Bonaventure DESPÉRIERS, auteur cité dans le Littré

DESPÉRIERS (1510-1544)

Dans le texte d'origine du Littré, les auteurs pouvaient être nommés par de nombreuses variantes. Dans cette version en ligne, la forme DESPÉRIERS a été choisie.

540 citations dans le Littré

Œuvres citées dans le dictionnaire Littré

Cette liste des œuvres a été compilée manuellement pour ce site web. Elle n'est pas exhaustive, et privilégie autant que possible les références aux éditions originales. Elle peut toutefois comprendre des publications contemporaines d'É. Littré, lorsque ce dernier était explicite sur ses sources ou qu'il cite des compilations. Le dictionnaire imprimé contenait d'ailleurs une liste très partielle des œuvres et auteurs.

Titre de l'œuvre Date de parution Citations
Cymbalum mundi 1537 46 citations
Nouvelles récréations 1537 458 citations

Quelques citations de Bonaventure DESPÉRIERS

Voici un tirage aléatoire parmi ses 540 citations dans le Littré.

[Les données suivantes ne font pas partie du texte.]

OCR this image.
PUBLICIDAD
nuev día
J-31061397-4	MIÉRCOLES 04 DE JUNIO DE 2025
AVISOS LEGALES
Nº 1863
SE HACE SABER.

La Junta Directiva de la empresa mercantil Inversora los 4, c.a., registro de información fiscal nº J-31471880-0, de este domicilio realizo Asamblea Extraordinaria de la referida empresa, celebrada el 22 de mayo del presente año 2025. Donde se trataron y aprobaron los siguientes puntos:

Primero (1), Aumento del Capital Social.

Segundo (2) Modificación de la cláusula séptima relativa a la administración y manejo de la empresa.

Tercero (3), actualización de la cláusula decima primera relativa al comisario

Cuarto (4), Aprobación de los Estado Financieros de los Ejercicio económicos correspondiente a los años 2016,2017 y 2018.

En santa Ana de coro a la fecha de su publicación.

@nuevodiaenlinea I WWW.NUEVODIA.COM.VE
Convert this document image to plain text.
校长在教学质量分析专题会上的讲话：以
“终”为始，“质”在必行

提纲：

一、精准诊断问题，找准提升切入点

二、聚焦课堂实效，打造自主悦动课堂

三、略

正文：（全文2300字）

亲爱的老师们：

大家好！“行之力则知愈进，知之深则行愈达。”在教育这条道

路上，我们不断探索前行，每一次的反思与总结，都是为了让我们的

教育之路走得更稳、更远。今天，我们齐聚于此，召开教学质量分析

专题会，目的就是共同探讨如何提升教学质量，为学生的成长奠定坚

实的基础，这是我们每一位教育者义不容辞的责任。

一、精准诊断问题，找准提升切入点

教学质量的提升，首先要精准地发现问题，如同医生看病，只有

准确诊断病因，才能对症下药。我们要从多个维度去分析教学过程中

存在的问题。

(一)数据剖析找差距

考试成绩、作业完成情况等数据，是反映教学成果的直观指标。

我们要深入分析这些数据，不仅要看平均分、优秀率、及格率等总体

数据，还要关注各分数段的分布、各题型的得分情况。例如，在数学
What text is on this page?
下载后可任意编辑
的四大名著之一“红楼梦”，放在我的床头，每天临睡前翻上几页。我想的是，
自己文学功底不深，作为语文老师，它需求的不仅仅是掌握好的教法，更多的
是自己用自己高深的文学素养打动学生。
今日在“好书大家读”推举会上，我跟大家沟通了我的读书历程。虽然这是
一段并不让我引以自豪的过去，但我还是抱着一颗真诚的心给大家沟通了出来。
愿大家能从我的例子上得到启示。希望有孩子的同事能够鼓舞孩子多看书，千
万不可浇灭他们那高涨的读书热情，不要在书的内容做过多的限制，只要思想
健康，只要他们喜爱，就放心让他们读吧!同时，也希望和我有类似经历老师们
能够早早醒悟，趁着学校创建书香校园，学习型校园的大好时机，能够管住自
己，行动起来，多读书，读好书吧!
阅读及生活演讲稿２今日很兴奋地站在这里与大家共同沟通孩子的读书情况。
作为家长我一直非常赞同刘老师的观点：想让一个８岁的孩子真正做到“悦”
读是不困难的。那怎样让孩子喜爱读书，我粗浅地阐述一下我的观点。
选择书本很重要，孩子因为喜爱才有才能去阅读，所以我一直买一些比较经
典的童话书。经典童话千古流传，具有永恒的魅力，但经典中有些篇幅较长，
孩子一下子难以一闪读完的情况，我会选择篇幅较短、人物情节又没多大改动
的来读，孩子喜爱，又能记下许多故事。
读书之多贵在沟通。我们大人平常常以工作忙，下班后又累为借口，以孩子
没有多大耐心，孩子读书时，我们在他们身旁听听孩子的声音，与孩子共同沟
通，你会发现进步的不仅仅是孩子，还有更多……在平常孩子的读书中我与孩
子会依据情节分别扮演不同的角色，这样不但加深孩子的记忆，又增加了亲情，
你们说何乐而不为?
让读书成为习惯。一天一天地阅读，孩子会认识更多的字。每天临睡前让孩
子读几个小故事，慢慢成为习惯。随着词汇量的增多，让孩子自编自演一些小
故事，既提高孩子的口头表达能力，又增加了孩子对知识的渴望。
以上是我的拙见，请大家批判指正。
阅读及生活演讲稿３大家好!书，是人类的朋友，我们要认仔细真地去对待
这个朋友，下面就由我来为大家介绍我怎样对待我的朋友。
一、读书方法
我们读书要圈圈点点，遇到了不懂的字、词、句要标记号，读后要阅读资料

  1. Ces poussins deviendroient grands, et les feroit chaponner.
    Contes, XI (chaponner)
  2. Donnant toujours quelques nouveaux attraits à ceux qui la regardoient, et prenant plaisir à faire l'anatomie des cœurs des jeunes gens.
    Contes, LXVI (anatomie)
  3. Il y a des gens qui ont un esprit de contradiction dedans le corps ; et qui voudroit contester avec eux, ce ne seroit jamais fait.
    Contes, XXXIX (contradiction)
  4. Donnant toujours quelques nouveaux attraits [amorces] à ceux qui la regardoient.
    Contes, LXVI (attrait [2])
  5. C'estoit l'un de ceux qui l'avoient si bien lardé [brocardé] à sa venue.
    Contes, XX (larder)
  6. Desrobber ung larron [voler un voleur].
    Cymbal. 78 (dérober)
  7. Cestui sieur de la Roche estoit homme joyeux… et quand il estoit en ses bonnes [en belle humeur], qui estoit bien souvent, il latinisoit le françois et francisoit le latin.
    Contes, XVI (franciser)
  8. Le quel vous aimeriez mieux estre cous en herbe ou en gerbe [avant ou après mariage] ?
    Contes, v. (cocu)
  9. Elle devint toute melancolique et pensive.
    Contes, XLI (mélancolique)
  10. Il depescha sa messe, laquelle il dit en chasseur, ayant le cœur à la mangerie.
    Contes, LXXV (chasseur, euse)
  11. Et sont ceux du mestier toujours attrapés tost ou tard : car les renards se trouvent tous à la fin chez le pelletier.
    Contes, LXXXIII (pelletier, ière)
  12. Ce vertueux fils estoit planté devant lui comme une image à regarder son pere sans rien faire.
    Contes, LXXVI (image)
  13. Il veult que nous nous entraymions l'ung l'autre comme freres.
    Cymbal. 102 (entr'aimer (s'))
  14. En nostre dicte ville de Paris il y avoit au dist mestier et estat de grosserie-mercerie [épicerie et mercerie] quatre gardes jurés, Ordonn. 2 mars, 1507. Et Dieu sait comment il plut sur sa mercerie [comment on le rossa].
    Contes, XI (mercerie)
  15. Il les trouverent toutes trois belles, disposes et esveillées.
    Contes, V (dispos)
  16. Il ne fut pas en la puissance de ces bescheurs de la pouvoir ouvrir si tost.
    Contes, X (bêcheur)
  17. De se rendre à l'obstinée importunité d'un amant.
    Contes, XCII (importunité)
  18. Je ne sçay s'il le demande [relié] en aix de bois, ou en aix de papier [carton].
    Cymbal. 74 (ais)
  19. En une paroisse du diocese du Mans, laquelle se demande St-Georges, il y avoit…
    Contes, XXIV (demander)
  20. Ils s'entre-estoient vus aux universités.